According to Narayanan, leadership must treat Agentic AI as a strategic investment. "This isn't just about upgrading software; it's about transforming the workforce. We need governance, experimentation budgets, and rapid prototyping."
Gopalan added that businesses often stop at automation but fail to embrace AI as an evolving collaborator. "Success lies in building robust data infrastructure, fostering a culture of continuous learning, and enabling human-AI synergy."
Vara Kumar Namburu, Co-founder of Whatfix, believes the focus must return to people. "AI must simplify workflows, not create friction. Our philosophy of 'Userisation' puts the user first. Technology must adapt to people, not the other way around."
Barriers in scaling
Despite the momentum, infrastructure and workforce readiness remain hurdles.
"Agentic AI is compute-hungry," said Sen. "It requires high-frequency inferencing, orchestration, and integrations. At RackBank, we're building India's first full-stack AI infra platform to address this."
Sheth added that legacy systems continue to be a bottleneck. "Many enterprises can't scale AI because their systems don't support modular integration. That's where our API-first approach helps bridge the gap."
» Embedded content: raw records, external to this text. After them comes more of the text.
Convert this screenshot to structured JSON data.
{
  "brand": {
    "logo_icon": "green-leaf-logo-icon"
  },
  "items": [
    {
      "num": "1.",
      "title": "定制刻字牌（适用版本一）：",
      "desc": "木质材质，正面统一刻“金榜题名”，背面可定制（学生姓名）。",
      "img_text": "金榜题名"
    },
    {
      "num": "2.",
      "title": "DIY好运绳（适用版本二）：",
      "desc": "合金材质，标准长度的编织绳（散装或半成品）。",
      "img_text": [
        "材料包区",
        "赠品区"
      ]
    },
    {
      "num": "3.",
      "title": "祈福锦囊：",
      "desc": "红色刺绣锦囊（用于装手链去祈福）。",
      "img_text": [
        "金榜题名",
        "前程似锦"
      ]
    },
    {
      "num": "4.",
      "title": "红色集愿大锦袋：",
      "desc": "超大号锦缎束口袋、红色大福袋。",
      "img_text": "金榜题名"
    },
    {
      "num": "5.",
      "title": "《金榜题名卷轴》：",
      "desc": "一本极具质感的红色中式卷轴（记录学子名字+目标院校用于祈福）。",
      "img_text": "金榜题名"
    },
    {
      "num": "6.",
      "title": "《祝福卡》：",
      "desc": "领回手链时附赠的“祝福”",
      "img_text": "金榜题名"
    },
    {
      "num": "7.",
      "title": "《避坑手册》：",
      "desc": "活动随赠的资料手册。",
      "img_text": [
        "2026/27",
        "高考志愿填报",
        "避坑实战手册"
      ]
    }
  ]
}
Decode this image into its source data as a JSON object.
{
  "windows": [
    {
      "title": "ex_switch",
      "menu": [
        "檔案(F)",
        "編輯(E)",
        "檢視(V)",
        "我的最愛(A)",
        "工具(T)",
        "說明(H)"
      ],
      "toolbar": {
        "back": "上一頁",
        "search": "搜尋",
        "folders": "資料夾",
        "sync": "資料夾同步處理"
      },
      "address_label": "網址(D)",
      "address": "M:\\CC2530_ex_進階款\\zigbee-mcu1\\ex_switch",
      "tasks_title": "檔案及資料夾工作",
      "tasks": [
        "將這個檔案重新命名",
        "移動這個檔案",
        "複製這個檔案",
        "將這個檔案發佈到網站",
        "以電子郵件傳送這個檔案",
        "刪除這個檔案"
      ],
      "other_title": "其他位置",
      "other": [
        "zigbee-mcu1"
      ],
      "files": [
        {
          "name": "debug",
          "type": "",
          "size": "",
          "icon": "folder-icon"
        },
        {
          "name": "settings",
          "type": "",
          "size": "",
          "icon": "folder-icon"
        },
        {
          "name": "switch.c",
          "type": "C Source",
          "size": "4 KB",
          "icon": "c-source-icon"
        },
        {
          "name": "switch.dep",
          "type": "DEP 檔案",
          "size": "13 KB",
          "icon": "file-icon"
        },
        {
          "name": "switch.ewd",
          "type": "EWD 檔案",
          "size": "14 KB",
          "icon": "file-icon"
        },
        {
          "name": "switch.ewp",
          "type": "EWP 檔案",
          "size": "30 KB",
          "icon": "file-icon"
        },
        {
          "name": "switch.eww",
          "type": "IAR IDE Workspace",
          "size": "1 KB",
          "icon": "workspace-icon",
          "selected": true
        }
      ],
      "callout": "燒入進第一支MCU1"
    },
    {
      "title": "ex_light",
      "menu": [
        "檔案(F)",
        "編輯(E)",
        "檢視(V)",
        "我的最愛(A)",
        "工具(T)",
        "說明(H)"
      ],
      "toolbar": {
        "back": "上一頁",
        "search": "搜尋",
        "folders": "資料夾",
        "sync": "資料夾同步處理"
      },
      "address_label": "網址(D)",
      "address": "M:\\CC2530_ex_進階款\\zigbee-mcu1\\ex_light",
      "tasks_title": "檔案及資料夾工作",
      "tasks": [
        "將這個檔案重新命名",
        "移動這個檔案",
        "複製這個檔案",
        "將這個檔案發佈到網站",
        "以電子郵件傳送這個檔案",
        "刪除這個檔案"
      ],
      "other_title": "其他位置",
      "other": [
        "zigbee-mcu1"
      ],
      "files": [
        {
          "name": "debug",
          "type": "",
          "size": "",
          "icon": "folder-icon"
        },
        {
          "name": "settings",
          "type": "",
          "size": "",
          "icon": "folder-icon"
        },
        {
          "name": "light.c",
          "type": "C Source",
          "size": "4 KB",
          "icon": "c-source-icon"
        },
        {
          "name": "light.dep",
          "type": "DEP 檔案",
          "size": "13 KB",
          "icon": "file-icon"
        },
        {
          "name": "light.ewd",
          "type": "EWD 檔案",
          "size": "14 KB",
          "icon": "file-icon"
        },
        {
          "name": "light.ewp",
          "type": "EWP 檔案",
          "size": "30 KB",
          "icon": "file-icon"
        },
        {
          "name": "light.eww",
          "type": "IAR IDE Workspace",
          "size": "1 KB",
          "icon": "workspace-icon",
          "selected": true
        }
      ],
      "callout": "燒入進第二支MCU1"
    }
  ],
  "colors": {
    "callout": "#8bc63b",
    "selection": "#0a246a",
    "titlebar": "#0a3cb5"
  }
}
Mahesh Parab, Partner - Agentic Automation from PwC highlighted another challenge: hallucination control and agent lifecycle management. "We need frameworks that make agents behave responsibly, are auditable, and align with business KPIs—just like human employees."
On the talent front, most firms are taking proactive measures. Sheth said that at Gupshup, 35 per cent of coding workflows are already AI-augmented. "We offer hands-on training, online modules, and ensure cross-functional fluency."
Ramamurthy noted that Contentstack has embedded real-world pilot projects, internal labs, and AI adoption hackathons. "We're preparing teams not just to understand Agentic AI but to shape it."
Rathi added, "We're focused on systems thinking and human-AI cooperation. Training alone isn't enough—we need a mindset of experimentation and agility."
Economic impact across sectors
The potential of Agentic AI to contribute to India's GDP is not just aspirational—it's already visible in pilots across healthcare, agriculture, and education.
In healthcare, Gopalan highlighted how multilingual voice agents are reducing patient no-shows and improving rural care delivery. Sen added that AI triage agents could handle up to 60 per cent of OPD cases—critical in a country with a 1:800 doctor-patient ratio.
In agriculture, adaptive agents are already helping farmers optimise sowing schedules and predict pest outbreaks. According to Parab, this has led to 15 per cent higher yields and 20 per cent water savings in early pilots.
In education, voice-powered tutors and agent-based learning systems are helping students in Tier-2 and Tier-3 cities study at their own pace. As Rathi said, "This isn't just about innovation—it's about equitable access."
Parab also underscored the macroeconomic angle. He said, "If executed correctly, Agentic AI could add USD 300 billion to India's GDP by 2030."
India's entry into the Agentic AI era is not merely speculative, it is already underway. However, true readiness will depend on holistic progress. As Namburu puts it, "The promise of AI lies in making it truly work for people. That's the essence of transformation."